A dear friend writes, There are times you provide wise guidance to me, like a mother, and for that I am grateful....
And another friend writes, I am so thankful and grateful not only to my own mother, but to the many womyn who have guided my life and made me feel special and loved.
It's such an honor to be a part of their lives! And to be a part of the community of caring women who bring love and integrity to all that they do.

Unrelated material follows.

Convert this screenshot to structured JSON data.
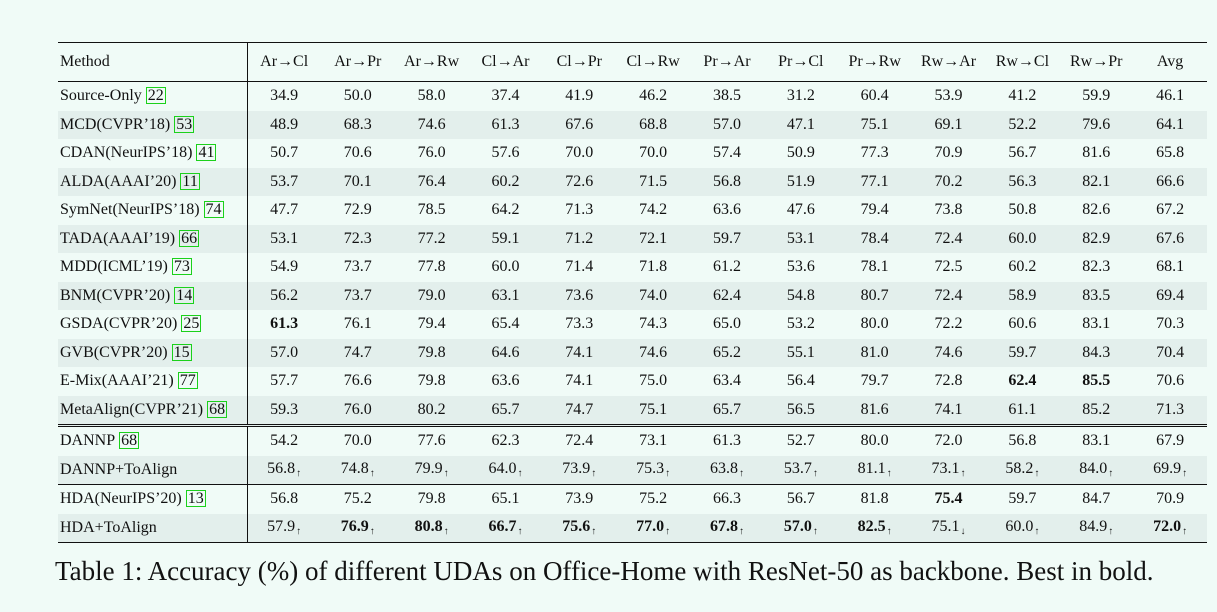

I thank my mother, no longer with us, and my mother-in-law, whom I dearly treasure, for their love and guidance. I thank my beautiful women friends and colleagues, who enrich all around them with their strong and joyous spirits. And I thank Mother Earth, who provides for us all...
There she is! In all her pretty ruffled glory-- the first peony, the zenith of spring incarnate, with opalescent petals of maximum floriferousness, serious star power in the kingdom of springtime, for all to admire and adore in her fleeting moment of gorgeosity!
If all else failed, these are the books I would want in hand, these invitations to explore and savor nature. Louise J. Halle, Spring in Washington(NY, Atheneum, 1947)-- chief among them. Halle was a young State Department employee in 1945, when he slipped out daily before sunrise, swooping through city, riverside and marsh on his bicycle, observing with relish the progress of spring along the Potomac. An especially keen birder, his writing is fine and nimble, from the scientific to the philosophic and lyrical, with a dash of humor. Such a pleasure! What I perhaps most admire is the quiet independence of his preoccupation, his solitary choice to spend each dawn in the natural world.
To snatch the passing moment and exaine it for signs of eternity is the noblest of occupations.
Edwin Way Teale, A Walk Through the Year(NY, Dodd, Mead & Co, 2978). In the winter of 1998 - 1999, I was bedridden for 2 ½ months (sounds rather Victorian) and survived thanks to my family, meditation, and this book. For 18 years, I had been a landscape designer, and enjoyed daily contact with the out-of-doors. This book was like water to the parched-- a daily sojourn through the seasons, with Teale recording daily observations of natural life on his Connecticut farm.
From his entry for May 9:
Out in the meadow I look up High above me two red-shouldered hawks spin in an updraft. Just as I get my glasses focused on one of the soaring birds, it sweeps back its wings, tilts steeply downward, and like an arrowhead, streaks in a long plunge toward the earth. I follow it down and down. I see it near the ground, open its wings, check its descent and begin climbing upward again. A hawk sporting in the air of spring.
Get's me every time.
Marie Winn, Red-Tails in Love(NY, Pantheon Books, 1998). Switching back from countryside to town--Marie Winn, nature columnist for the Wall Street Journal, tells a tale of love and high drama along with the inside scoop on the Central Park world of New York naturalists, the Regulars, as they are called. Delightful!
And lastly, favorite field guides, trusty companions:
Roger Tory Peterson, Peterson Field Guides: Eastern Birds(I'm sure there are more up-to-date editions than mine). My mother recorded every bird she ever saw in her copy, and I consult this more than any other single volume in my library. Though I still haven't figured out which kind of hawk used to soar by my office window last spring...
National Audubon Society Field Guide to North American Butterflies. Irresistible. The chocolate-brown butterfly with blue spots I saw on Huntington Street on March 6 was, I learned, a Diana.
A Golden Guide to Insects. "Full-color," the cover helpfully states, "Easy-to-use". No truer words were ever written. See bug, can find. And, after all, there are more of them than there are of us, so it's kind of nice to know their names.